La torture peut avoir un effet majeur sur la santé physique et mentale. Des cas de violation des droits de la personne, de torture et d'autres formes de mauvais traitements ont été documentés dans au moins 141 pays (Amnistie Internationale, s.d.). La torture peut survenir en prison dans le pays d'origine ou à l'étranger, dans les sociétés aux prises avec la guerre, un conflit ou l'oppression d'État (Mpande et coll., 2013).
« tout acte par lequel une douleur ou des souffrances aiguës, physiques ou mentales sont intentionnellement infligées à une personne aux fins notamment d'obtenir d'elle ou d'une tierce personne des renseignements ou des aveux, de la punir d'un acte qu'elle ou une tierce personne a commis ou est soupçonnée d'avoir commis, de l'intimider ou de faire pression sur elle ou d'intimider ou de faire pression sur une tierce personne, ou pour tout autre motif fondé sur une forme de discrimination quelle qu'elle soit, lorsqu'une telle douleur ou de telles souffrances sont infligées par un agent de la fonction publique ou toute autre personne agissant à titre officiel ou à son instigation ou avec son consentement exprès ou tacite. Ce terme ne s'étend pas à la douleur ou aux souffrances résultant uniquement de sanctions légitimes, inhérentes à ces sanctions ou occasionnées par elles » (ONU, 1984).
Il existe un grand nombre de méthodes de torture, notamment les agressions physiques, les brûlures, les décharges électriques, la privation de sommeil, le viol, la mutilation, les simulacres de noyade et d'exécution, la privation sensorielle et l'observation forcée d'actes de torture infligés à des amis ou à des membres de la famille.

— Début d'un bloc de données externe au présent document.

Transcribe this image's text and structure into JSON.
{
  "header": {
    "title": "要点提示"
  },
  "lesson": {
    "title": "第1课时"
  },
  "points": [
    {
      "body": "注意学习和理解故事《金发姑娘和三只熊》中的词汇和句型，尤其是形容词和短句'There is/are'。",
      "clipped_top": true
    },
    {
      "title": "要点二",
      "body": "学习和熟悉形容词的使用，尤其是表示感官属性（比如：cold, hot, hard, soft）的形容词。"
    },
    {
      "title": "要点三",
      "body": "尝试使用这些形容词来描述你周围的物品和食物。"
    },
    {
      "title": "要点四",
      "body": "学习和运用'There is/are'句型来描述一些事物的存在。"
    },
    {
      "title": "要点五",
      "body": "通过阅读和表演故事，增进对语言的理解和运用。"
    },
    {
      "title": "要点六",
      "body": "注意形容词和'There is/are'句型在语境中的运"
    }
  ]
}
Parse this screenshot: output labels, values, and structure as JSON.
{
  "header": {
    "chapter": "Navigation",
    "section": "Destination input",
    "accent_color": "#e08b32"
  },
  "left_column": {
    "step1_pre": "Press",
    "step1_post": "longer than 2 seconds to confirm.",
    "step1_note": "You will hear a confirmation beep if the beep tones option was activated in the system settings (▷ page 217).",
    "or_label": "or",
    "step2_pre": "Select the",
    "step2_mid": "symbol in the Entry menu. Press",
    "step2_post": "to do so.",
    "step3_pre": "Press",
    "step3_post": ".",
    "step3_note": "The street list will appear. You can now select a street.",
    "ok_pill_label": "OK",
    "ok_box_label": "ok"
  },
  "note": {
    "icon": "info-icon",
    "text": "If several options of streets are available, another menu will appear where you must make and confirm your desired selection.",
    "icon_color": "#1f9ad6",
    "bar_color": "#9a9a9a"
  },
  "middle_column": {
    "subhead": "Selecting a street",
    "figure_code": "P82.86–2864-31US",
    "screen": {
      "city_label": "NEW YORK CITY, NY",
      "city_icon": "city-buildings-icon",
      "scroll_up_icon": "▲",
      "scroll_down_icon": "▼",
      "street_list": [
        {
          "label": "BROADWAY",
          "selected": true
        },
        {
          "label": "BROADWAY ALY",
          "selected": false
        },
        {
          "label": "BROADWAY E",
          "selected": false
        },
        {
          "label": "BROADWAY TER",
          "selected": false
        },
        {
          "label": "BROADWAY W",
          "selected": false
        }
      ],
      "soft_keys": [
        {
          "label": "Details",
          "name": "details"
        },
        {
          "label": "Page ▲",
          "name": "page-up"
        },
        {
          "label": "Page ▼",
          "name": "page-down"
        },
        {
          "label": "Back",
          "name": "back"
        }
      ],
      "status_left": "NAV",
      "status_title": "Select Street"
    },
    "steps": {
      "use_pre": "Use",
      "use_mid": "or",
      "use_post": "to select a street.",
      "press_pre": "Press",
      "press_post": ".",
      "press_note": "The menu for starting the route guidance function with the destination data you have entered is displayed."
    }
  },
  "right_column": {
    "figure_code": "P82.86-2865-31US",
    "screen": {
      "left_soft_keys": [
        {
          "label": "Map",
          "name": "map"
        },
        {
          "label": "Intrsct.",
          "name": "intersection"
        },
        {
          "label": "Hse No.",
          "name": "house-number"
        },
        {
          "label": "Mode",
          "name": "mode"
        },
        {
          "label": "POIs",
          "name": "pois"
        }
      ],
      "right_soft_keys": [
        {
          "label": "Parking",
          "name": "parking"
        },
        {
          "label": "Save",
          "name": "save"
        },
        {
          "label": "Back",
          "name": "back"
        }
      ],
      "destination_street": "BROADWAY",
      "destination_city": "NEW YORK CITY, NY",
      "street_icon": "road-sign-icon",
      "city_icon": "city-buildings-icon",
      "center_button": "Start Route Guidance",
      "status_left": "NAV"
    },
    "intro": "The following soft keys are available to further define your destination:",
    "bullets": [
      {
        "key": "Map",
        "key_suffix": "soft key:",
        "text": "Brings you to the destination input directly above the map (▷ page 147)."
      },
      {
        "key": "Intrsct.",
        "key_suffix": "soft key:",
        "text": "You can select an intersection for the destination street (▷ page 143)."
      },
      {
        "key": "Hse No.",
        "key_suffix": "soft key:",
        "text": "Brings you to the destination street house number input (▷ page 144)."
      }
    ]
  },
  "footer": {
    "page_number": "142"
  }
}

Quelle que soit la méthode, la torture ébranle sérieusement la victime, sa famille et la communauté tout entière (ONU, 1998; Centre canadien pour victimes de torture [CCVT], s.d.).
La torture a pour but d'humilier la victime et d'exercer un pouvoir extrême sur elle afin qu'elle se sente impuissante, ce qui a pour effet de la déshumaniser. La victime éprouve un profond sentiment de culpabilité et perd sa dignité. De plus, ses capacités mentales et psychologiques sont détruites (Vorbrüggen et Baer, 2007).
Presque tous les membres de la société peuvent être victimes de torture : les personnes de toutes les classes sociales, de tous les groupes d'âge et de toutes les orientations sexuelles. Les immigrants et les réfugiés peuvent être des survivants de tortures. Toutefois, historiquement parlant, on compte davantage de survivants de tortures parmi les réfugiés et les demandeurs d'asile qu'au sein des autres groupes. On estime qu'en 2019, 30 % des réfugiés réinstallés au Canada étaient des survivants de tortures ou de violence (UNHCR, s.d.).
Pendant les audiences visant à déterminer le statut de réfugié, les demandeurs d'asile ayant été victimes de torture peuvent éprouver du stress, même lorsque la discussion ne porte pas sur les tortures qu'ils ont subies. C'est pourquoi la Commission de l'immigration et du statut de réfugié (CISR) du Canada reconnaît dans son Guide concernant les victimes de torture que les tortures subies nuisent à la capacité du demandeur d'asile de témoigner et que des mesures particulières doivent être prises lorsqu'on lui pose des questions (CISR, 2004).
On estime que 20 % des réfugiés ont été victimes de torture ou ont un membre de la famille ou un ami qui en a été victime.